La parola ortesiana, nel fluire delle voci e della scena, si fa scrittura sbandata e ansiosa, spezzata, esitante, come la definì lei stessa. Non c’è linearità, non c’è percorso, non c’è centro. C’è un respiro smarrito, una continua deviazione. E in questa deviazione si annida la bellezza più inquieta. I suoni di Ran Bagno non accompagnano, ma sussurrano da lontano: sono echi, risonanze, memorie sonore. Le immagini video di Alessandro Papa non mostrano, evocano: frammenti di un mondo che si intravede più che si vede. Tutto nello spettacolo sembra costruito per farci camminare a fianco della scrittrice, come un’ombra, come un’eco che si crede corpo. Nel testo teatrale — come nella raccolta originaria — si ritrovano reportage da città e paesi attraversati dall’autrice tra il 1939 e il 1964: Roma, Genova, Napoli, la Russia sovietica, la Londra degli esili e dei gatti randagi. Nessun ordine cronologico, nessuna coerenza tematica: solo lo zigzagare di un’anima che cerca invano una dimora. Il teatro restituisce con misura questa geometria inquieta, dove la struttura del racconto è franta, e il senso si forma nella fenditura.

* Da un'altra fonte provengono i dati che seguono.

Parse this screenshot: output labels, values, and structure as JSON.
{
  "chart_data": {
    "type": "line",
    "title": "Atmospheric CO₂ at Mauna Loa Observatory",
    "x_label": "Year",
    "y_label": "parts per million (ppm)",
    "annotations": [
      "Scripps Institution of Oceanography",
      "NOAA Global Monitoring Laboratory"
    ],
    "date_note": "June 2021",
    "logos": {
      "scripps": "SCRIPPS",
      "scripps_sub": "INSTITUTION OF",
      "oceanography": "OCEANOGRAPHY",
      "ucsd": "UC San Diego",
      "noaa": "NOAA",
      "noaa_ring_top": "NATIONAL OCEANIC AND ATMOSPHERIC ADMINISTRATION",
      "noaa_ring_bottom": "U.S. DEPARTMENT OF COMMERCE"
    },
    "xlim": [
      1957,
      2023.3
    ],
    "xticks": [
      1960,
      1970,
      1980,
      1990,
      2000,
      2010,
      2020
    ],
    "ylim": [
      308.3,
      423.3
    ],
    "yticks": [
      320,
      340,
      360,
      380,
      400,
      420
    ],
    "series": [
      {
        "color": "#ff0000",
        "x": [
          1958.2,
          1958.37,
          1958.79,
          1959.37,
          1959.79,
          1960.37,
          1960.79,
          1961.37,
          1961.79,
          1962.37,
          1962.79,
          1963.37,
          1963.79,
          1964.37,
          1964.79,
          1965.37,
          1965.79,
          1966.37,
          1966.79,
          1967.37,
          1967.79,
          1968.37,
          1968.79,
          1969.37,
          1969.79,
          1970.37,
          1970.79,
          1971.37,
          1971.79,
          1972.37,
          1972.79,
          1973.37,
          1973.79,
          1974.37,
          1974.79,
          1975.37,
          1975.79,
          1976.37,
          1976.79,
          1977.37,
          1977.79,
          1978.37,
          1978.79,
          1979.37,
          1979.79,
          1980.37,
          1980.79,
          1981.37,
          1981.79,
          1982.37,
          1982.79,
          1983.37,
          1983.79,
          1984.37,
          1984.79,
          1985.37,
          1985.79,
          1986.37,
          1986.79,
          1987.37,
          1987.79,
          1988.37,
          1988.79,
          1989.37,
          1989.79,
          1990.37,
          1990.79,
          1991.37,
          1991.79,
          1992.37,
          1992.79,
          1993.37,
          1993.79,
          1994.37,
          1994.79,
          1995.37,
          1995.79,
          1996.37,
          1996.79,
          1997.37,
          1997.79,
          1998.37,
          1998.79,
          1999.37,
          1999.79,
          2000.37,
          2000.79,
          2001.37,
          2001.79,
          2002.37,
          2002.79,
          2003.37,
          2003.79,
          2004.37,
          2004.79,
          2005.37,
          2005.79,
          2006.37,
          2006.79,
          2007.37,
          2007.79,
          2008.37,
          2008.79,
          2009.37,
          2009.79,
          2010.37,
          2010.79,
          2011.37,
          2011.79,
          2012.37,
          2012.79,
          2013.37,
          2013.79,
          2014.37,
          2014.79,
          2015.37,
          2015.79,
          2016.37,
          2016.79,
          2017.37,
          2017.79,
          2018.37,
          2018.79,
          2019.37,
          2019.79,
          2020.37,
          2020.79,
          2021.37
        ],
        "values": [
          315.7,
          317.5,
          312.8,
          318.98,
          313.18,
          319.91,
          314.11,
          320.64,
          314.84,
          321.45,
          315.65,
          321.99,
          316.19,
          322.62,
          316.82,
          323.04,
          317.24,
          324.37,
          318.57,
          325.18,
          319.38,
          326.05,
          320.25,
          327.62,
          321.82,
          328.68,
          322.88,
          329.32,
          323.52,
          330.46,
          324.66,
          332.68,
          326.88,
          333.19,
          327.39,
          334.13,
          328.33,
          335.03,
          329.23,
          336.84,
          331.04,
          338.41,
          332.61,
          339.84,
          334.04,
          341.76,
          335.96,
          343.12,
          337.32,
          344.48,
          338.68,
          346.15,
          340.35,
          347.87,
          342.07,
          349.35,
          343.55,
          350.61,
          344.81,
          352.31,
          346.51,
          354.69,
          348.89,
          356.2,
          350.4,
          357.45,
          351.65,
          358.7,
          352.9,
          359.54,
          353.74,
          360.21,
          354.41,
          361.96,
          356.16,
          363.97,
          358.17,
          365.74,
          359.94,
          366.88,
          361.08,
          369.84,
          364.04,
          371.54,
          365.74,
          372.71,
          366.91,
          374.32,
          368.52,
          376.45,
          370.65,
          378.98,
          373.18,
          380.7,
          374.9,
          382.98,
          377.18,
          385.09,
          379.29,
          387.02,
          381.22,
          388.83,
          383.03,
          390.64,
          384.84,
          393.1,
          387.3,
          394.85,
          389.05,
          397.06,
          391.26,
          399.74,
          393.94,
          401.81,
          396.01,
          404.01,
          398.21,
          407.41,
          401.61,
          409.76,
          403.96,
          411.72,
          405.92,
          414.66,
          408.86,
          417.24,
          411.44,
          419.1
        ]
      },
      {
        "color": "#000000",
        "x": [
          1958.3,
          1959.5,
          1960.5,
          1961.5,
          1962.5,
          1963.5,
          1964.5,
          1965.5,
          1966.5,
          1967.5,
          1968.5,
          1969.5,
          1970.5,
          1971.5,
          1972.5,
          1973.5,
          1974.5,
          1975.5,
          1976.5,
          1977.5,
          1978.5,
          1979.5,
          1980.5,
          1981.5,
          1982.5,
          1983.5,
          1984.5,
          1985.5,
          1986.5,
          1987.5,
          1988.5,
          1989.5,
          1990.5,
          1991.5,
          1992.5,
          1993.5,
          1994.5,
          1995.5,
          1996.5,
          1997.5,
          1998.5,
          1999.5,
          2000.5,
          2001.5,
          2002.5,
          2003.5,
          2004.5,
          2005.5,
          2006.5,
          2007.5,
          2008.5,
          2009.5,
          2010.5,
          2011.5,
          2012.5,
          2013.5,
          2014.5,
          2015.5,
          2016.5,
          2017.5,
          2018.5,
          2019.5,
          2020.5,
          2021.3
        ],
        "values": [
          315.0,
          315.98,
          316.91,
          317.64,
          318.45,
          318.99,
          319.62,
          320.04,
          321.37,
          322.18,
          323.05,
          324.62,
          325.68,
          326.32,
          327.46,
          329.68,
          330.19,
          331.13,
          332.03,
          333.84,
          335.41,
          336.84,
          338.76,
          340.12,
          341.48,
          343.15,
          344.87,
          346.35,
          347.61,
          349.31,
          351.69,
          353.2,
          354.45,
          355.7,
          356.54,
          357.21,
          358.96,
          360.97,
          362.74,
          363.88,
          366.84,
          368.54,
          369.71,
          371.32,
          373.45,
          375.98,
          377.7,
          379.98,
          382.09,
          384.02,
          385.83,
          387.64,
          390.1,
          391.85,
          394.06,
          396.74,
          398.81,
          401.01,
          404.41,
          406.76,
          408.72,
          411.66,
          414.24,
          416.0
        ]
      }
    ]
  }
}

Ortese non viaggiava per conoscere, ma per sopravvivere. Il viaggio non era esperienza, ma necessità emotiva, quasi nevrotica. Una stanza da affittare diventava pretesto per l’esilio; un biglietto ferroviario Milano-Napoli-La Spezia un cortocircuito di logica e memoria. La scena riflette questa instabilità: anche lo spettatore è chiamato a perdersi, a non riconoscere più l’asse del mondo, a interrogare ciò che fino a poco prima pareva solido. Si staglia così, nel cuore dello spettacolo, la grande ossessione ortesiana: il desiderio di patria. Ma non una patria geografica, politica, culturale. Piuttosto una patria interiore, fatta di “Occhi – Occhi – Occhi e Voci dolci, umane, chiarissime”. La patria che si cerca nella voce spezzata di una ragazza pugliese, nelle mani di un mendicante a Parigi, nella furia dolente dei figli dei briganti a Montelepre. Ed è questa patria — mai trovata, eternamente inseguita — a diventare l’unico possibile approdo. Il teatro, qui, si fa appunto luogo di passaggio, non di approdo.
Non promette verità, ma ne mostra la mancanza. E in questo si avvicina profondamente alla Ortese, che scriveva non per dire il vero, ma per indicare il vuoto dove il vero avrebbe potuto essere. Merito alla regista per aver costruito una drammaturgia che rifugge ogni enfasi, ogni estetismo, ogni pedagogia. La parola è lasciata nella sua nudità incerta, nel suo silenzio carico di senso. Il ritmo è lento, contemplativo, spigoloso come un paesaggio interiore. La scena è abitata dal vuoto più che dalla presenza, come la pagina ortesiana è abitata dall’invisibile. Ne esce un’esperienza teatrale che non consola, non rassicura, ma risveglia. Un teatro che si fa letteratura vissuta, in carne e voce, e che — come la prosa ortesiana — preferisce trasfigurare la realtà in quadro visionario, fatto di metafore, ossimori, e marginalità.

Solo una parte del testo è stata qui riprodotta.